Your best bet is a solar pool cover, which will do all those jobs plus it will seal heat in and trap warmth from the sun to be absorbed by your pool, which means even less energy consumption and cost.
8. Add A Windbreak
A pool cover can cut down on debris and evaporation, but that’s not the only thing that can help. A windbreak can be installed around some or all of the pool. Windbreaks come in many different forms. Anything from a fence to a custom-ordered windbreak to fit your pool dimensions will do the trick. If you want to be extra-green, you can even plant your own windbreak using trees, shrubs, or local foliage.
Windbreaks not only provide privacy; they also make your pool eco-friendly by lessening the amount of water evaporation and helping to keep out debris that need energy to filter out. Not to mention that they provide relief from harsh winds, and whatever dirt and dust they may be blowing around.

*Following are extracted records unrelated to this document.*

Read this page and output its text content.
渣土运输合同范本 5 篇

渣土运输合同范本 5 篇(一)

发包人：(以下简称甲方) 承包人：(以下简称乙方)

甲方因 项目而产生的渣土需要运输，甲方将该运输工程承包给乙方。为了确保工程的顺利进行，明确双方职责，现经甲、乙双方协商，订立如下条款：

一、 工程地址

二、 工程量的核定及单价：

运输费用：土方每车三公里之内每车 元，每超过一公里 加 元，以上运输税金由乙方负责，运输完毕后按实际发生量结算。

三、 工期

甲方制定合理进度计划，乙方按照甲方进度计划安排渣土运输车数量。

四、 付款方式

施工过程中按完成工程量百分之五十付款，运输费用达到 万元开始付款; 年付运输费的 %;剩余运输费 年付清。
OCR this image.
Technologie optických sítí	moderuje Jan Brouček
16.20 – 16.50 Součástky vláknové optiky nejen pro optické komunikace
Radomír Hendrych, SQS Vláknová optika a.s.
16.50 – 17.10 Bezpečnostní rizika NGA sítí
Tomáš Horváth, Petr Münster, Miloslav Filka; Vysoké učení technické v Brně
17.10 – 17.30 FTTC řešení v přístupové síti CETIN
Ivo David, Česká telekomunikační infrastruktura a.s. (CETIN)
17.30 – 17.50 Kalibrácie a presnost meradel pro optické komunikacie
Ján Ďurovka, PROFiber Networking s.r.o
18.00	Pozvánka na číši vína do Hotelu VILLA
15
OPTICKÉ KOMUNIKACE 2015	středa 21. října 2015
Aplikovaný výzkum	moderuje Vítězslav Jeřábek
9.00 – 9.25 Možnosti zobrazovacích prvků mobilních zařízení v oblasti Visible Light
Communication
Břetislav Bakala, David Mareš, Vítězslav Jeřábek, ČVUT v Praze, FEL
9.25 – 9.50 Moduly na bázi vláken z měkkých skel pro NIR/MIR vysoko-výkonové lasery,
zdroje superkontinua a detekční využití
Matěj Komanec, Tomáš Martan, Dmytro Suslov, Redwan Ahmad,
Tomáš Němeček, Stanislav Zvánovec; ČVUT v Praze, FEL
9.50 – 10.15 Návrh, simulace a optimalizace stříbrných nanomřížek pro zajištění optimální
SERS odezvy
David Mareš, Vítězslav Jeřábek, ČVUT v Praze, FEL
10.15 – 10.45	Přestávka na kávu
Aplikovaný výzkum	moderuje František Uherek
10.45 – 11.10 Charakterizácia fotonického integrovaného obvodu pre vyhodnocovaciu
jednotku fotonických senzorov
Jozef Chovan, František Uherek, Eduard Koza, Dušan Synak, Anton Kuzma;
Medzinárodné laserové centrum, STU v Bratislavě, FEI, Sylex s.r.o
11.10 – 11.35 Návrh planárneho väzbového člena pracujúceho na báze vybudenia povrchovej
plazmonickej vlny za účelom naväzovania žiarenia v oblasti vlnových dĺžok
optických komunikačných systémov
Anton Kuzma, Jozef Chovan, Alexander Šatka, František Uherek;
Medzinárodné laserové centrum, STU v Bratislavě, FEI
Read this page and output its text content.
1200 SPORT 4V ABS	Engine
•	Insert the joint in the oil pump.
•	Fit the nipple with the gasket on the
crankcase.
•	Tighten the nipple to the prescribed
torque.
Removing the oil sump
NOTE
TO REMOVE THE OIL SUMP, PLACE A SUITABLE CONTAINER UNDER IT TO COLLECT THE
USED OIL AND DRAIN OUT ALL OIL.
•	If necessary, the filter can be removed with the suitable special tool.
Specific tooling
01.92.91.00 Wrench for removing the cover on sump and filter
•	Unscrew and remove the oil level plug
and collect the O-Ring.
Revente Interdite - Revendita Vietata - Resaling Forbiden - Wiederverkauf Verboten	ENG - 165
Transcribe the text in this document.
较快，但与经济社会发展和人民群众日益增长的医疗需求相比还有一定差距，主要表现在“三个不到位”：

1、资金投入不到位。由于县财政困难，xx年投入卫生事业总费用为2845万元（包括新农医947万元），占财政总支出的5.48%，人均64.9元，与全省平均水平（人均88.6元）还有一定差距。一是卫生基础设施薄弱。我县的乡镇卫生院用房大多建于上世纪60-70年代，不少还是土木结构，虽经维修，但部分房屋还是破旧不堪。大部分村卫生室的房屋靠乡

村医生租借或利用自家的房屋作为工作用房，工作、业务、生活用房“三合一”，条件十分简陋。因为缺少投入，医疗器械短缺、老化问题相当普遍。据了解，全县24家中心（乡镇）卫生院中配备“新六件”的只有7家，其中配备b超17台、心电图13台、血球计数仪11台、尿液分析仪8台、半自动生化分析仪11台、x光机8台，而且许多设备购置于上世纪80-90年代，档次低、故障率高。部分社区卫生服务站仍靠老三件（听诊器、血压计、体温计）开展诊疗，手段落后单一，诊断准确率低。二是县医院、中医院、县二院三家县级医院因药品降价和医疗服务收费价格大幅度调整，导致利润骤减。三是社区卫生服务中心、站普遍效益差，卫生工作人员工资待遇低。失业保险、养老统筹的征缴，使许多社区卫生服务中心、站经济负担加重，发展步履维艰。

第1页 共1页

9. Install A Pool Enclosure
If you’re after the ultimate in comfort, privacy, and eco-friendliness, a pool enclosure is the way to go. Having your pool partially or fully enclosed will provide shade and seclusion, and keep the ground around the pool from getting too hot. On top of all of the comfort benefits, there are green ones too.
A pool enclosure will help keep your pool cleaner and warmer, and lessen evaporation of precious water into the air. You’ll be able to clean, heat, and fill your pool less often. A pool enclosure will also extend the amount of time you can swim, or even turn your pool into an oasis that’s swimmable year-round.
10. Party Green
Don’t forget to keep things green when you party! There are lots of ways to throw an eco-friendly pool party: from the grub to the decor, you can be an environmentally conscious host. There’s no need for wasteful paper invitations and plates. You can invite friends through email or Facebook, and invest in reusable plastic plates and servingware that won’t shatter if dropped poolside.
You don’t have to buy disposable decor to make the place look festive, just get creative with the home decor you already have. Try to find locally sourced and humanely treated food to serve your guests, and use LED string lights if your party will roll on into the night.
How Do You “Green” Your Pool?
These are just the top ten ways to be a green pool owner. What are some of your best tips for maintaining your pool while keeping the environment on your mind?